Environmental Medicine Biomonitoring

Biomonitoring (German: Bioüberwachung; synonym: biological monitoring) is a method used in occupational and environmental medicine to detect a patient’s exposure to pollutants by measuring both the concentration of pollutants and the concentration of metabolites (metabolic products) in various cell structures of the body. First research approaches for the determination of pollutants in blood and urine were already realized in the 1930s. Since the 1960s, biomonitoring has been an important factor in environmental medicine in Germany, as analytical techniques improved dramatically at that time. The introduction of permissible limits for substances hazardous to health (occupational exposure limits (AGW); formerly: (MAK value) maximum workplace concentration) were not introduced until the 1970s and are now set by the Federal Ministry of Labor and Social Affairs (biological exposure limits (BGW); formerly: (BAT value) biological occupational tolerance value).

Indications (areas of application)

  • A given contact with contaminants absorbable through the skin (“H-substances”).
  • Immunocompromised persons
  • Individuals with increased exposure to carcinogenic (cancer-causing), teratogenic (fertility-damaging), or reproductive toxicants in the workplace

The procedure

The principle of environmental medicine biomonitoring consists of the quantitative determination of pollutants or their metabolites. Based on the intracorporeal (located in the body) pollutant determination, the measured exposure reflects the exposure of the foreign substances sensitively (the sensitivity expresses the proportion of polluted patients correctly detected by monitoring) and specifically (the specificity refers to the proportion of correctly detected non-exposed individuals). In biomonitoring, short-term effects must be distinguished from long-term effects. Short-term effects are those that lead to spontaneous behavioral changes and possibly rapid mortality – as a result of acute toxicity. Long-term effects, on the other hand, usually lead to chronic damage and even mortality as a result of permanently high background levels of exposure.
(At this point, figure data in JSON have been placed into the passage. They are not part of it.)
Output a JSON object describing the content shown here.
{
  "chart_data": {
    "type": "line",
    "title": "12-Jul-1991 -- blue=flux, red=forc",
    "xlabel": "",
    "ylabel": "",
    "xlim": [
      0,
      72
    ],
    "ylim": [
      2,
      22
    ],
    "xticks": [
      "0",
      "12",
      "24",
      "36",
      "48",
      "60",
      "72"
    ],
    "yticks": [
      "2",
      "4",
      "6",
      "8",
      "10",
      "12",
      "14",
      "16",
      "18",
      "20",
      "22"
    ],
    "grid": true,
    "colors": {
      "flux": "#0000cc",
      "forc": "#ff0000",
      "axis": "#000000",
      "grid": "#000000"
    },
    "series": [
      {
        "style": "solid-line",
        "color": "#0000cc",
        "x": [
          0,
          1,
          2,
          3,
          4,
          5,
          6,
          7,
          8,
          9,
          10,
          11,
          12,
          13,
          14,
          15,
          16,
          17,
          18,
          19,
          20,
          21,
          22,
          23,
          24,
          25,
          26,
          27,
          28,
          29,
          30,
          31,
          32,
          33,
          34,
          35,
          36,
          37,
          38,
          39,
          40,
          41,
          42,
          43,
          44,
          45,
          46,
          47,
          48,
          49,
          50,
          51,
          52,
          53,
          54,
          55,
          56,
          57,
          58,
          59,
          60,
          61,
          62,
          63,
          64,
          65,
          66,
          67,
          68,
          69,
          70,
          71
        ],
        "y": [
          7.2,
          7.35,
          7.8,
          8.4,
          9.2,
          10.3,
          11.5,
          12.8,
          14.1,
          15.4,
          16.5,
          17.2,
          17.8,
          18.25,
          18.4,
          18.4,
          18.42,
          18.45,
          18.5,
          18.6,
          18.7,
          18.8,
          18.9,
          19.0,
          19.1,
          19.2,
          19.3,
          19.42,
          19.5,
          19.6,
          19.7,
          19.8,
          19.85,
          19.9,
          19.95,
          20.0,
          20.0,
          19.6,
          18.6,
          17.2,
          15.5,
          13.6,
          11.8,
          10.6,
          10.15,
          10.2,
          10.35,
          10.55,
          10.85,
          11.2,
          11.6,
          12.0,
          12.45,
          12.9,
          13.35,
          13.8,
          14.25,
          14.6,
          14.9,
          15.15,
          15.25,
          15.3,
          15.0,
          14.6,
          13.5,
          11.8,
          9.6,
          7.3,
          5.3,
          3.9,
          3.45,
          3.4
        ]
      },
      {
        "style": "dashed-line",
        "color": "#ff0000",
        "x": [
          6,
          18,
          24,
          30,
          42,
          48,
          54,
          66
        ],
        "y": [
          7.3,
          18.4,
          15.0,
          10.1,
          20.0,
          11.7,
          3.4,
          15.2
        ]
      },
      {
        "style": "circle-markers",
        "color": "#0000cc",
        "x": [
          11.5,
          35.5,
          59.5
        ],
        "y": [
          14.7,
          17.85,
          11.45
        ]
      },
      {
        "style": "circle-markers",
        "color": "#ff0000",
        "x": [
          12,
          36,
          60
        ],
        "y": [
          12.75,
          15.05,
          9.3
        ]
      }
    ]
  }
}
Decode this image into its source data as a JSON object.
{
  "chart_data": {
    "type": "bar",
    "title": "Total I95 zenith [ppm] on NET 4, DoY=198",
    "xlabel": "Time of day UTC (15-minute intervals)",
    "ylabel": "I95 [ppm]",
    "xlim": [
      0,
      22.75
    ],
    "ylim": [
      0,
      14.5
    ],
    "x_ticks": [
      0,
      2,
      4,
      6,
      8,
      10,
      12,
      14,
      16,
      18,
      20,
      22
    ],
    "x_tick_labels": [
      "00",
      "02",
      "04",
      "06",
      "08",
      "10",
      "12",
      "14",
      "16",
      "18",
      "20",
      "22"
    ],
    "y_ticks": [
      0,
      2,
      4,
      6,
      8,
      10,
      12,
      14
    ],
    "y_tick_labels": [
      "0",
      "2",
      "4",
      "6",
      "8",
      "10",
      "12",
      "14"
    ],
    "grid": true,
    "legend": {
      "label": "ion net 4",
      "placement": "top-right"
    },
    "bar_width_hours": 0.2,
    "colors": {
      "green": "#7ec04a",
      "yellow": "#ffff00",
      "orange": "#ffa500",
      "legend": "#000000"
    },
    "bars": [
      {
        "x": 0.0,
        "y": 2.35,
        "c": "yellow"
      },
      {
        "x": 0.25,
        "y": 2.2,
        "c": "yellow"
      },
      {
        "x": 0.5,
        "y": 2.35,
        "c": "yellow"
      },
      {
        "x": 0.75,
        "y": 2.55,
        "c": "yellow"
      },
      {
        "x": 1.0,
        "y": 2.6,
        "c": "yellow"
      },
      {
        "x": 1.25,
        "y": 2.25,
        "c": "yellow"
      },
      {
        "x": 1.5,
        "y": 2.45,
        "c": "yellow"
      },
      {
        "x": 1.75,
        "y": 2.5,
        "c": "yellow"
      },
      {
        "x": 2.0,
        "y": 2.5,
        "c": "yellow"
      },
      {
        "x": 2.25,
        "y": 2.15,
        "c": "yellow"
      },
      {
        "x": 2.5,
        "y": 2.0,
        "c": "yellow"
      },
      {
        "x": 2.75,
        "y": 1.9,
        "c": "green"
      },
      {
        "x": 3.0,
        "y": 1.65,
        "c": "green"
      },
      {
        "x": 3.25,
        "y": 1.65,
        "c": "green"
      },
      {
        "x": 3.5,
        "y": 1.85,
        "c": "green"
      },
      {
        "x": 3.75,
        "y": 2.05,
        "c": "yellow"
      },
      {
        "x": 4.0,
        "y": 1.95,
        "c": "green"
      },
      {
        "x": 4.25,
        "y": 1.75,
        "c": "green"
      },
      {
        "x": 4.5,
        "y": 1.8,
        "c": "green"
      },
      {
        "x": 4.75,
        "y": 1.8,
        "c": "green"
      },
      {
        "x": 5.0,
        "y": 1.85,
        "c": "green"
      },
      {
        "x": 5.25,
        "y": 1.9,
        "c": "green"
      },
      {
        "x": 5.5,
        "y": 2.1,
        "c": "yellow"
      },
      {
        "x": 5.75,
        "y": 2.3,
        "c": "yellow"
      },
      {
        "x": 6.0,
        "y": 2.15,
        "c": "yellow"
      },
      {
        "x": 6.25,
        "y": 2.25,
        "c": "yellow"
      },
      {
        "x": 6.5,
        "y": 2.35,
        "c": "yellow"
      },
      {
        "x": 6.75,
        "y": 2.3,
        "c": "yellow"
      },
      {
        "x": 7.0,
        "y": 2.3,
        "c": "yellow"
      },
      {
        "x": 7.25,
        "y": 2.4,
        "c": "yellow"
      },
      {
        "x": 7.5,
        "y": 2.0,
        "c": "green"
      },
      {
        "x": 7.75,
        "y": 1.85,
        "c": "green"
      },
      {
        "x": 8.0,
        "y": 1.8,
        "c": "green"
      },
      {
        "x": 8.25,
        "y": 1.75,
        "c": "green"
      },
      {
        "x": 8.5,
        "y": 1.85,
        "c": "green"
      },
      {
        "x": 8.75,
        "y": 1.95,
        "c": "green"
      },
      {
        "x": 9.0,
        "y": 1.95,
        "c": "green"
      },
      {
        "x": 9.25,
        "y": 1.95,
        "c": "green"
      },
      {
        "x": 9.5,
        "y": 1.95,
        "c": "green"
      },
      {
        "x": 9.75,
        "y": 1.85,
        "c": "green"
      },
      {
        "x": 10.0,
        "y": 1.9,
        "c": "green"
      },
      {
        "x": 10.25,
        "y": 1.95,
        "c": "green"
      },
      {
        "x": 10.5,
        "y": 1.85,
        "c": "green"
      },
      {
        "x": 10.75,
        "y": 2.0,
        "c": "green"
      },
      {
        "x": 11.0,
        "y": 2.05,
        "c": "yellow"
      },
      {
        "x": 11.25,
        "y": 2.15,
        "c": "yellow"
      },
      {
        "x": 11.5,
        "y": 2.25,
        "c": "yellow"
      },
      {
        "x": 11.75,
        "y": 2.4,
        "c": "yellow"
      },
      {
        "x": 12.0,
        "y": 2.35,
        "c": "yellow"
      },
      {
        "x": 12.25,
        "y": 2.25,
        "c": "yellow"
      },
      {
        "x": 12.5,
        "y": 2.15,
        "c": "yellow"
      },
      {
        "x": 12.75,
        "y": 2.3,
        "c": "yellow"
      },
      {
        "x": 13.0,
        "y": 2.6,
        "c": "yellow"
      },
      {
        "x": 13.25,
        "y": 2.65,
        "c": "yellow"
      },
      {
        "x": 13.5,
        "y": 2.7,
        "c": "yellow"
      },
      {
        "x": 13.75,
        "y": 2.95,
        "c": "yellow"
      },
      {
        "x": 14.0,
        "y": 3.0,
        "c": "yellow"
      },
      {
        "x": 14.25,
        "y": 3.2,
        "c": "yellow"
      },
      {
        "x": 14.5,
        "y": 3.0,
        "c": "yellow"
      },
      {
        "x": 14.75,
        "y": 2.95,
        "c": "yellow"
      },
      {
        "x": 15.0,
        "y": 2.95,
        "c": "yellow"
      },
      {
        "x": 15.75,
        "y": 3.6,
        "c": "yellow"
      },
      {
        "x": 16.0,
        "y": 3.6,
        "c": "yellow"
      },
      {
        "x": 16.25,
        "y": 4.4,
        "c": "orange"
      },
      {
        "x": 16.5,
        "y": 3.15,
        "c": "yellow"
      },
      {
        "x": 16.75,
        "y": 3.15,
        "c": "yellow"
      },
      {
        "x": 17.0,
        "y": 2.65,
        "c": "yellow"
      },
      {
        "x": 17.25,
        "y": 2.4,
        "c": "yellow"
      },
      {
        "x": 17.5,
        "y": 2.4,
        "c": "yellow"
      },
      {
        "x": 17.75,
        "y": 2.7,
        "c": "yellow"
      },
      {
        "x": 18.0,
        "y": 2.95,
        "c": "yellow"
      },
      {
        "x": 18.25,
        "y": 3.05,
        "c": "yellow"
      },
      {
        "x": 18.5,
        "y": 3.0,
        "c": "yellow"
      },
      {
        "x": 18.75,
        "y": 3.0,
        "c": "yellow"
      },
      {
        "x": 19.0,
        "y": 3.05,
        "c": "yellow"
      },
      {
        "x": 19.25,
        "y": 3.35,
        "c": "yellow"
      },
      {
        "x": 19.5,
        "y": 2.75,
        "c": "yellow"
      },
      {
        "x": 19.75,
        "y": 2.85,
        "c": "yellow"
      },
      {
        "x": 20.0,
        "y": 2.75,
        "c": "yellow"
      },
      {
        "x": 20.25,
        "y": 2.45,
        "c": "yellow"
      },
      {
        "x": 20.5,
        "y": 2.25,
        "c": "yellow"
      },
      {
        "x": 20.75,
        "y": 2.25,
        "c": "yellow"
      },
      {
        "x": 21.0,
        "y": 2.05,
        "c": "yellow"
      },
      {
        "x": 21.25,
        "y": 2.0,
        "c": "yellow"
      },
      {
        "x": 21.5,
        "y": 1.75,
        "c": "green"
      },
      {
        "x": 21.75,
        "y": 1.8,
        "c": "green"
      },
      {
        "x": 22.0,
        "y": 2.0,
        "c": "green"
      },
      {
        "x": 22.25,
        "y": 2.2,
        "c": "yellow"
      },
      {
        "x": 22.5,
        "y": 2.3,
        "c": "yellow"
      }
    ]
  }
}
The following aspects should be emphasized in the implementation of environmental medical biomonitoring:

  • Measurement of exposure in cellular structures and fluids of the individual such as:
    • Blood
    • Blood plasma – cell-free portion of blood, which still contains clotting factors.
    • Urine
    • Hair
    • Breast milk
    • Teeth
  • Example markers of the patient’s “internal stress”:
    • Benzene – Benzene is a chemical compound from the group of aromatic hydrocarbons. It is an inhalation as well as a contact poison and has a carcinogenic effect. Among other things, it is a component of gasoline.
    • Polybrominated diphenyl ethers – Polybrominated diphenyl ethers (PBDE) are organic chemicals containing bromine, which are used as flame retardants in many plastics and textiles.
    • Lead – Lead and its chemical compounds are absorbed through food, inhalation, or direct exposure to the skin. The effect of lead on the body is evident as damage to the central and peripheral nervous systems. It also negatively affects blood formation (hypochromic sideroachrestic anemia) and causes kidney damage (pathological changes in the kidneys leading to functional impairment – called “lead shrunken kidney”).
    • Nickel – as the most common trigger of contact allergies, even a small intake through food poses a risk of triggering an allergic reaction. Moreover, inhalation of nickel fumes is associated with an increased risk of carcinoma of the lung (bronchial carcinoma) and upper respiratory tract.
    • Mercury – toxic heavy metal that liquefies and forms toxic fumes even at room temperature. The symptoms of mercury poisoning are manifold. A distinction is made between acute, from subacute and from chronic mercury poisoning.
    • Cotinine – degradation product of nicotine; it is also found in the blood and urine of passive smokers as N-glucuronide conjugate. Cotinine is suitable as a measure of tobacco consumption and thus allows a statement about smoking behavior.

The choice of the test material (eg.B. blood or urine) is directly dependent on the given problem. For example, long-lasting mercury intoxication is primarily detected in urine. A modification of the standard procedure is achieved by using the so-called effect biomonitoring. Here, substances that bind either to DNA structures or protein structures are used in particular as markers of exposure. Due to the marker properties, this specialized method is suitable for detecting genome-damaging substances (substances that cause damage to a person’s genetic material). Further information on biomonitoring

  • Biomonitoring information system of the Federal Institute for Occupational Safety and Health: information system.
  • Commission “Human Biomonitoring” of the Federal Environment Agency: www.umweltbundesamt.de/themen/gesundheit/kommissionen-arbeitsgruppen/kommission-human-biomonitoring
  • Occupational and environmental medicine guidelines of the German Society for Occupational and Environmental Medicine (including “Environmental Medicine Guideline Human Biomonitoring”): www.dgaum.de/leitlinien-qualitaetssicherung

Benefit

Environmental medical biomonitoring has the advantage over environmental examinations that the exact physical exposure to a pollutant can be detected and the measurement is not made by determining the concentration of a pollutant in the ambient air. As a result, the application of the method is part of the occupational health screening, as far as occupationally recognized analytical methods and suitable values for assessment are available for this purpose.